O perfilamento criminal, ou simplesmente perfil criminal (criminal profiling), reflete a aplicação de conhecimentos múltiplos (psicologia, criminologia, antropologia, sociologia, biologia, geografia etc.) à investigação criminal. (IBFC – Delegado de Polícia – (Reaplicação) / PC-BA / 2022)
Na prática, a psicologia contribui para inferir traços de personalidade, motivações e padrões de conduta; a criminologia oferece arcabouço teórico sobre fatores do crime e da vitimologia; a antropologia e a sociologia ajudam a ler aspectos culturais e contextuais do autor e do cenário do delito; a biologia alimenta hipóteses a partir de indícios físicos e padrões orgânicos; e a geografia sustenta análises espaciais, como o geoprofiling, que relaciona os locais de ocorrência para estimar áreas de atuação do criminoso.
O objetivo é gerar hipóteses investigativas sobre características prováveis do autor, priorizar linhas de apuração, vincular casos com modus operandi semelhantes e otimizar recursos, por exemplo, delimitando zonas de busca.
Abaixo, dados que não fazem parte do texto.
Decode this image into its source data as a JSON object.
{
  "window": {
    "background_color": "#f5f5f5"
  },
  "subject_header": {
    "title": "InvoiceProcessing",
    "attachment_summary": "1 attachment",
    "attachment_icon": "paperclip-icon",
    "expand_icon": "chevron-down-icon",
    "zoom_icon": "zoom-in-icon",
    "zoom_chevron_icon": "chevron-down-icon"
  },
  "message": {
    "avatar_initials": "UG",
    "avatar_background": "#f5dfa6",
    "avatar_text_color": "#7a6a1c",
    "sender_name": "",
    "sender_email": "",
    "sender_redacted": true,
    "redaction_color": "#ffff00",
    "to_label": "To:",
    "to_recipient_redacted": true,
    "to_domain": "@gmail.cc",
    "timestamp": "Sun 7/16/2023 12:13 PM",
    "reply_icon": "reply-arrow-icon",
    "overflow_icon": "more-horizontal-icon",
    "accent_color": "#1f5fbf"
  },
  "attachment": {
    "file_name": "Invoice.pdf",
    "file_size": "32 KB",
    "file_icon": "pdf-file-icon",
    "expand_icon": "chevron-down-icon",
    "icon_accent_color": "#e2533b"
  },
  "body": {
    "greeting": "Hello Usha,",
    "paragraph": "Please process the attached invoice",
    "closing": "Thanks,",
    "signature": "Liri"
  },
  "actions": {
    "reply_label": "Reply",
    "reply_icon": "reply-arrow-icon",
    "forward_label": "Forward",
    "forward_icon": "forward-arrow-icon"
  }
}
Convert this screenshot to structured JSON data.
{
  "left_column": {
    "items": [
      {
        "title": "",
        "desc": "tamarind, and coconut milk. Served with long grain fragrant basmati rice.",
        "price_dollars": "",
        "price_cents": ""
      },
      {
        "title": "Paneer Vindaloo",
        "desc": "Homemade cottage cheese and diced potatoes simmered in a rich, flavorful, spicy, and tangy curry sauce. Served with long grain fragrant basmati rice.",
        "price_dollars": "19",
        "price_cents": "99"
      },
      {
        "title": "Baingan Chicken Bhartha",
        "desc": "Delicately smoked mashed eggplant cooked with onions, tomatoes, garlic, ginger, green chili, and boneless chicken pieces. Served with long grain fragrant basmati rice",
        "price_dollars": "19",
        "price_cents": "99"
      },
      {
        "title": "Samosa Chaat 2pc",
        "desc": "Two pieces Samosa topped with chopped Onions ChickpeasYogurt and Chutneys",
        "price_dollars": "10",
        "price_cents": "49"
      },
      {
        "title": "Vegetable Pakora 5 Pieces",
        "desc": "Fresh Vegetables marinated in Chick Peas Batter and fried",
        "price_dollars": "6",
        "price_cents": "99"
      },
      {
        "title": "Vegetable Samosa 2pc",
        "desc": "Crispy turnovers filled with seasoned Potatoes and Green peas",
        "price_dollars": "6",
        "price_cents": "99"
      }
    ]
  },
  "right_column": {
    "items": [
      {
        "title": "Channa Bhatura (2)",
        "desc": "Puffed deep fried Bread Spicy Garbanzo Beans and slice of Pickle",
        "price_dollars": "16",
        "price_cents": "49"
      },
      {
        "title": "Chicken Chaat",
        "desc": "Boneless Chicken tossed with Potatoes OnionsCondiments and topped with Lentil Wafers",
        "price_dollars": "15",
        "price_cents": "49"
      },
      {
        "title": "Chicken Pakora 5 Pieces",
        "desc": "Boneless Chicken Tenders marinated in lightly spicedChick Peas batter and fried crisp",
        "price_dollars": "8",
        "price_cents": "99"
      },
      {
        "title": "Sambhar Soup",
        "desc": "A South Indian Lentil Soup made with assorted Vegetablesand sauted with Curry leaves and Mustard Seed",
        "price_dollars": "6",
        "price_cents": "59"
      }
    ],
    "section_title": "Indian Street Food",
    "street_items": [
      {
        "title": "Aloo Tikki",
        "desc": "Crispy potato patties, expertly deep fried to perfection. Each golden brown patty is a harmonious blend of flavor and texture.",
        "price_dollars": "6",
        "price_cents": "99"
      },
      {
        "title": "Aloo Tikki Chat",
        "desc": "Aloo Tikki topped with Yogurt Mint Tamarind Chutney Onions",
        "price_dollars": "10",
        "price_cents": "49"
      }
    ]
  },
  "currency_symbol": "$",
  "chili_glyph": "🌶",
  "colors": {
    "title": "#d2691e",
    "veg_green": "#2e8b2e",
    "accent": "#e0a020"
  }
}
Trata-se de um instrumento de apoio: enriquece a interpretação dos dados já colhidos e orienta novos passos, sempre em conjunto com provas técnicas, diligências e demais métodos tradicionais de polícia judiciária.
Para provas, a palavra-chave é multidisciplinaridade: o perfilamento criminal resulta da convergência de várias ciências na investigação. Memorizar esse núcleo conceitual ajuda a identificar a alternativa correta quando a banca exigir a essência do instituto.